# Speed and Velocity

In linear or translational motion a whole body moves from one point to another which is different from rotational or angular motion where a whole body rotates about a fixed axis.

When simply talking about speed, velocity and acceleration, we are talking about linear speed, linear velocity and linear acceleration respectively.

We usually don't use the term linear or translational for position, speed, velocity and acceleration but while comparing with or using with rotational or angular motion we use linear or translational to distinguish with angular motion.

In straight line motion, that is one dimensional motion such as along x-axis, a single number could determine the position of a particle but in two dimensional motion such as in xy-plane the position is determined by position vector drawn from origin of coordinate system to the location of the particle. Therefore, vectors are extensively used in two or three dimensional motion and very good understanding of vectors is required.

In two or three dimensional motion the quantities such as displacement, velocity and acceleration no longer lie along straight line.

## Linear Speed

The linear speed of a body is the total distance traveled by the body per unit time which doesn't matter whether the path of motion is a curve or a straight line.

We do not take any account of direction of motion in speed. The speed is also the magnitude of instantaneous velocity at any particular point of the path of motion.

To find the distance traveled per unit time you divide the total distance traveled $s$ by the total time taken $t$ to cover that distance. The speed is always a positive quantity.

${\rm{speed}} = \left| {\frac{s}{t}} \right|$

You may think the speed and velocity are the same things in everyday life but this is not the case in Physics as there are physical quantities with or without direction.

## Linear Velocity

The velocity is the rate of change of displacement. The displacement is different from distance and always has a direction and therefore a velocity is always associated with a direction.

In speed a body can move in multiple directions (it means it can turn in various directions during the motion) but in velocity the particle should move without turning or changing the direction.

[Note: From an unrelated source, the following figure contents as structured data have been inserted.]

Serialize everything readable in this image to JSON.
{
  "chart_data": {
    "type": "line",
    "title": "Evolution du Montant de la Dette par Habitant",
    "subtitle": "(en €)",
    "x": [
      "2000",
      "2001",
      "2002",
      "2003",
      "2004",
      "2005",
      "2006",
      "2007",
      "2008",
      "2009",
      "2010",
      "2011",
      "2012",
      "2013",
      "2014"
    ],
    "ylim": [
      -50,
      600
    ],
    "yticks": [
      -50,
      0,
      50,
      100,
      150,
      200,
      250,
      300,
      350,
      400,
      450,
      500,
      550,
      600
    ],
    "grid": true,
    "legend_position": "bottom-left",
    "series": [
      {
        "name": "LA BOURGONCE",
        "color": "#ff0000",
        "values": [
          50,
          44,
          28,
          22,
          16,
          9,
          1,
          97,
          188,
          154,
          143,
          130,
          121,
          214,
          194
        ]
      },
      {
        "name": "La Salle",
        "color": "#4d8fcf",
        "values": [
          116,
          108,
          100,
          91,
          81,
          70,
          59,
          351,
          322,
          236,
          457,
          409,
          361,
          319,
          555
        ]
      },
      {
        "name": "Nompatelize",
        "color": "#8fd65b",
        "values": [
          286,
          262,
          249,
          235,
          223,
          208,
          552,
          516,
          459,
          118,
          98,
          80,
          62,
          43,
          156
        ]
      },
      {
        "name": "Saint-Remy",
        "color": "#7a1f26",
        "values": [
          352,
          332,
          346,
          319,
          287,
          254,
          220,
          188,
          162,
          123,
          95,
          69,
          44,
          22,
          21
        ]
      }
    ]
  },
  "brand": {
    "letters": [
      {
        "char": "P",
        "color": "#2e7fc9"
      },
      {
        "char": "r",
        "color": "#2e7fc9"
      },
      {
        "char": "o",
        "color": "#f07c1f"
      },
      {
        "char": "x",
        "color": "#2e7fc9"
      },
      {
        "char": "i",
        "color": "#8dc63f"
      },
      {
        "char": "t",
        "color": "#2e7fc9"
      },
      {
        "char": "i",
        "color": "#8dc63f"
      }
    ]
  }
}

So, velocity is a vector quantity and speed is a scalar quantity. Note that speed is always positive. If the direction of the particle changes not the magnitude of velocity, we still say that the velocity changes as you should always think both magnitude and direction for velocity. Figure 1 A car moves form point ${{p}_1}$ to point ${{p}_2}$ in the time interval $\Delta {t}$

In Figure 1 a car is moving in a straight line from point ${{p}_{1}}$ to point $p_2$ along x-axis. The distance between the points is $\Delta s={{s}_{2}}-{{s}_{1}}$. Let the time at point $p_1$ is $t_1$ and at point $p_2$ is $t_2$, so the total time during the motion between the points is $\Delta t={{t}_{2}}-{{t}_{1}}$. Now the magnitude of velocity is the total distance travelled in a particular direction divided by the total time taken during the displacement, which is,

$v=\frac{{{s}_{2}}-{{s}_{1}}}{{{t}_{2}}-{{t}_{1}}}=\frac{\Delta s}{\Delta t} \tag{1} \label{1}$

Eq. \eqref{1} gives the average velocity between the points ${{p}_{1}}$ and ${{p}_{2}}$. When we simply say the term "velocity" we generally refer to the instantaneous velocity. Instantaneous velocity is the velocity at any instant of time during the motion.

For example, if you say the velocity of a car is $13\text{m/s}$ at a particular point of time, that velocity is instantaneous velocity. To find instantaneous velocity, let $\Delta t$ approaches zero in Eq. \eqref{1}. When $\Delta t$ approaches zero, the point $p_2$ moves closer and closer to the point $p_1$. So the magnitude of the instantaneous velocity in the limit of $\Delta t$ approaches zero is,

$v=\underset{\Delta t\to 0}{\mathop{\lim }}\,\frac{\Delta s}{\Delta t}=\frac{ds}{dt} \tag{2} \label{2}$

Note that $\Delta t$ approaches zero means the difference ${{t}_{2}}-{{t}_{1}}$ approaches zero which also makes the displacement, $\Delta s$ very small.

In Figure 2 the displacement-time graph is a straight line where $s$ is the displacement and $t$ is the time. If the velocity is constant the s-t graph is always a straight line with constant slope.